Updated

With the father of a slain 9-year-old looking on, Gov. Jeb Bush (search) signed legislation Monday that strengthens punishment and monitoring of child sex abusers.

The Jessica Lunsford Act (search) requires those who prey on children under 12 to be sentenced to at least 25 years in prison and, if they get out, to be tracked for life.

The bill was quickly drafted after March, and sped through the legislative process, pushed by outraged lawmakers.

Bush said Florida's sex offender laws are already tough, and "this bill will make our laws even tougher. It think it is right and just."

Bush hugged Mark Lunsford (search) after signing the bill, telling him he was proud of his leadership in pushing for the measure so soon after his daughter's death.

Lunsford, wearing a tie with pictures of his daughter, said he has been working so furiously to channel his anger into the legislation he hasn't yet really grieved.

"I'm still lost, I haven't really dealt with it yet," Lunsford said after Bush signed the bill. He called the tie his "hug" from Jessica. "I'm still minus my kiss, but that's my hug."

Lunsford has been at the Capitol often in the last month urging legislators to crack down on predators.

It passed both the Senate and House unanimously and was sent to Bush on April 22, just over a month after the girl's body was found March 19. She had vanished from her home in Homosassa the previous month.

John E. Couey, a convicted sex offender who was living near Jessica, is charged with her kidnapping her from her bedroom and murdering her. Detectives say he confessed.

The Legislature passed the bill days after another sex offender was charged in the abduction and murder of 13-year-old Sarah Lunde (search) of Ruskin.
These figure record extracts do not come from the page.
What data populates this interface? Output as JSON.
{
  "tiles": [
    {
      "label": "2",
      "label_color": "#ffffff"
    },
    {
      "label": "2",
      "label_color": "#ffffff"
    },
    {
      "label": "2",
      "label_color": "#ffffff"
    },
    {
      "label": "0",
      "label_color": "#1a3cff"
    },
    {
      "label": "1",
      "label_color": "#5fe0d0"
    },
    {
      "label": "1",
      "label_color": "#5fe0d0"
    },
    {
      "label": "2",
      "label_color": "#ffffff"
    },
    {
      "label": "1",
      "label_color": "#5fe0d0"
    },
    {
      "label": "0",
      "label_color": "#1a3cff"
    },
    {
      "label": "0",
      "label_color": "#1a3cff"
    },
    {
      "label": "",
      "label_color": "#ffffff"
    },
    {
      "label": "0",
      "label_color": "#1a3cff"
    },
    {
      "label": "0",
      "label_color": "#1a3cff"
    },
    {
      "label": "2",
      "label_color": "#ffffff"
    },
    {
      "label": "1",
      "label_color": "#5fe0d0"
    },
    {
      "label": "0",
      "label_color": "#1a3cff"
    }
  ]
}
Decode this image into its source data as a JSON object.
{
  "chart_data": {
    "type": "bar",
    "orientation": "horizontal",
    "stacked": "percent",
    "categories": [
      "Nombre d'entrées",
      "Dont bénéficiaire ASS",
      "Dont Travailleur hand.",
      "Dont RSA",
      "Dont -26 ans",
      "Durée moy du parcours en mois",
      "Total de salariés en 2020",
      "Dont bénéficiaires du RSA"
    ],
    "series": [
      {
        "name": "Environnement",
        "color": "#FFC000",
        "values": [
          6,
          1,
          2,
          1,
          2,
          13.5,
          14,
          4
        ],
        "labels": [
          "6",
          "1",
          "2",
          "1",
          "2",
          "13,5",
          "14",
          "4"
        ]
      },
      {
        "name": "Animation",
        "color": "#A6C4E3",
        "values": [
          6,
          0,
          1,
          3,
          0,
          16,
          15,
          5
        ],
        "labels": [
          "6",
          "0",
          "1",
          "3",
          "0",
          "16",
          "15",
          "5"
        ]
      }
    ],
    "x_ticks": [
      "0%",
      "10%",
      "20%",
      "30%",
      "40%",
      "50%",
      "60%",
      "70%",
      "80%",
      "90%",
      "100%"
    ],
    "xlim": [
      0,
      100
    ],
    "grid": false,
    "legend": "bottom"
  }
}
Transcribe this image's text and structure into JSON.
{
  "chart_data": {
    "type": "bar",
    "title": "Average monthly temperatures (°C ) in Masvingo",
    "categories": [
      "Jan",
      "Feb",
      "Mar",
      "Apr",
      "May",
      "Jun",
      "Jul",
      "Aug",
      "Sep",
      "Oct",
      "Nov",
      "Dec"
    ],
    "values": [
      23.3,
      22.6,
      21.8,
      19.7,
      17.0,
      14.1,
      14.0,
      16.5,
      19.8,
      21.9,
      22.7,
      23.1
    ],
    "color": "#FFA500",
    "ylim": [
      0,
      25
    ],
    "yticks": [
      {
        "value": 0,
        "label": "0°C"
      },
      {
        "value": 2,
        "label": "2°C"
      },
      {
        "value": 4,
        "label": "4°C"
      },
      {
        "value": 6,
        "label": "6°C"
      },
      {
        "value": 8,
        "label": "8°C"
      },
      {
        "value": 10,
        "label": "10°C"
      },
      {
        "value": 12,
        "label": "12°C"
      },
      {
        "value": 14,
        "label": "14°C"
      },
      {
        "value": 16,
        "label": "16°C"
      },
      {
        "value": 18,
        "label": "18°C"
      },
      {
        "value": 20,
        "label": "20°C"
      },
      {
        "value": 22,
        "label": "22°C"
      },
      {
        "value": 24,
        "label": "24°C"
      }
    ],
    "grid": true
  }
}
David Onstott allegedly told police he choked Sarah and dumped her body in a pond on April 10. Onstott was convicted of a sex crime in 1995.

The bill would require 25-year minimum prison terms for people convicted of certain sex crimes against children and lifetime tracking by global positioning satellite once they're outside of prison.

The bill also requires more monitoring of people convicted of molesting older children.

The new requirement only affects people convicted in the future, but it also has a provision that provides for GPS tracking of sex offenders who violate probation.

Advocates for the satellite monitoring say that in addition to warning authorities when a sex offender is someplace he shouldn't be — such as near a school — it also will allow for quick pinpointing of suspects if a child is abducted.

The new law also could open the door to the death penalty for more murderers, saying someone's status as sexual predator can be considered as an aggravating when judges and juries weigh capital punishment.